A few years ago, I developed a twinge in my back. The twinge turned into a sharp pain deep in my left side that radiated down my left leg. It felt like I had a basketball with a knife blade lodged into it sitting next to my hipbone. Then my left foot went numb. I knew this was a bad sign. I went to my gynecologist thinking I was a goner. My gyno, Dean is a friend, and I always go to him first if I think I’m dying. I wouldn’t want a stranger delivering the bad news. Anyway, Dean sent me straight to the hospital for a whole shebang of tests (MRI’s, CAT scans, blood tests etc.) I wasn’t going to die. Whew. Instead, I was going to be in the worst pain of my life. I had a herniated disk sitting on a nerve in my back…!@#$}(%^&*){

I could not walk, lie down, sleep or live. But I was determined not to have back surgery. I heard too many horror stories about back surgeries gone wrong. Nightmarish dreams invaded the little sleep I managed to get. So, I downed the drugs the doc prescribed. I don’t like drugs and these were bad drugs. Really bad drugs. Finally, the only thing that helped was a spinal injection that alleviated the inflammation. I know, TMI. But I wanted to give you a context of why I don’t do yoga anymore.

Yoga Done Wrong

I was reminded of this dreadful health experience when I read the New York Times article last week, How Yoga Can Wreck Your Body. Like the Times author, William J. Broad, I believed, yoga was a source only of healing and never harm.” The yoga teacher Broad interviewed for the article, Glenn Black claims that “the vast majority of people should give up yoga altogether. It’s simply too likely to cause harm.”

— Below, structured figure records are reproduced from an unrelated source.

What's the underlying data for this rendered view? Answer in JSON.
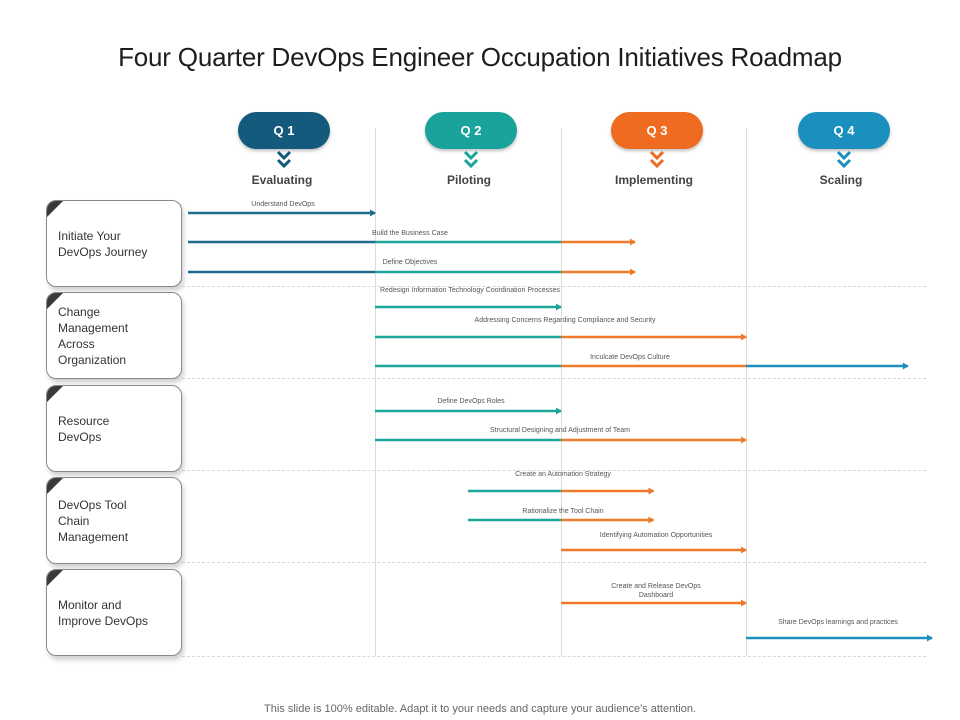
{
  "title": "Four Quarter DevOps Engineer Occupation Initiatives Roadmap",
  "colors": {
    "q1": "#145a7c",
    "q2": "#1aa39a",
    "q3": "#ee6b1f",
    "q4": "#1b8fbe",
    "q1_bar": "#1f6b8e",
    "q2_bar": "#1ea59a",
    "q3_bar": "#ef7a2a",
    "q4_bar": "#1d8fbd"
  },
  "quarters": [
    {
      "label": "Q 1",
      "phase": "Evaluating",
      "icon": "double-chevron-down-icon"
    },
    {
      "label": "Q 2",
      "phase": "Piloting",
      "icon": "double-chevron-down-icon"
    },
    {
      "label": "Q 3",
      "phase": "Implementing",
      "icon": "double-chevron-down-icon"
    },
    {
      "label": "Q 4",
      "phase": "Scaling",
      "icon": "double-chevron-down-icon"
    }
  ],
  "categories": [
    {
      "label": "Initiate Your\nDevOps  Journey"
    },
    {
      "label": "Change\nManagement\nAcross\nOrganization"
    },
    {
      "label": "Resource\nDevOps"
    },
    {
      "label": "DevOps  Tool\nChain\nManagement"
    },
    {
      "label": "Monitor and\nImprove  DevOps"
    }
  ],
  "tasks": [
    {
      "label": "Understand  DevOps",
      "start": 0.0,
      "end": 1.0
    },
    {
      "label": "Build the Business Case",
      "start": 0.0,
      "end": 2.4
    },
    {
      "label": "Define Objectives",
      "start": 0.0,
      "end": 2.4
    },
    {
      "label": "Redesign  Information  Technology  Coordination  Processes",
      "start": 1.0,
      "end": 2.0
    },
    {
      "label": "Addressing Concerns  Regarding  Compliance and Security",
      "start": 1.0,
      "end": 3.0
    },
    {
      "label": "Inculcate DevOps Culture",
      "start": 1.0,
      "end": 3.87
    },
    {
      "label": "Define DevOps  Roles",
      "start": 1.0,
      "end": 2.0
    },
    {
      "label": "Structural  Designing  and Adjustment  of Team",
      "start": 1.0,
      "end": 3.0
    },
    {
      "label": "Create an  Automation  Strategy",
      "start": 1.5,
      "end": 2.5
    },
    {
      "label": "Rationalize  the Tool Chain",
      "start": 1.5,
      "end": 2.5
    },
    {
      "label": "Identifying  Automation  Opportunities",
      "start": 2.0,
      "end": 3.0
    },
    {
      "label": "Create and  Release  DevOps Dashboard",
      "start": 2.0,
      "end": 3.0
    },
    {
      "label": "Share  DevOps  learnings  and practices",
      "start": 3.0,
      "end": 4.0
    }
  ],
  "footer": "This slide is 100% editable. Adapt it to your needs and capture your audience's attention."
}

According to Black, those of us who sit in chairs all day strain ourselves when we try to be like the yoga Indian practitioners who typically squat and sit cross-legged in their daily lives. The yoga poses, or asanas, are an outgrowth of these types of sitting postures. Not the sitting in chairs in front of the computer type of postures.

When yoga teachers come to Black for bodywork after suffering major traumas, he tells them, “Don’t do yoga.”

The article is truly fascinating. It includes supporting medical evidence and bad, bad stories like mine.

Yoga Done Right

This was just my little story of why I don’t take yoga classes anymore. I do a few yoga postures with the guidance of a highly trained bodywork teacher.

So, let me be clear, I’m not advocating not doing yoga if it makes your body and heart sing, especially if you can do this…

Credits: Thank you, Liza Donnelly for the cartoon from When Do They Serve The Wine?, Elaine Colandrea for Moving For Health, and Jordyn Cormier for the video inspiration.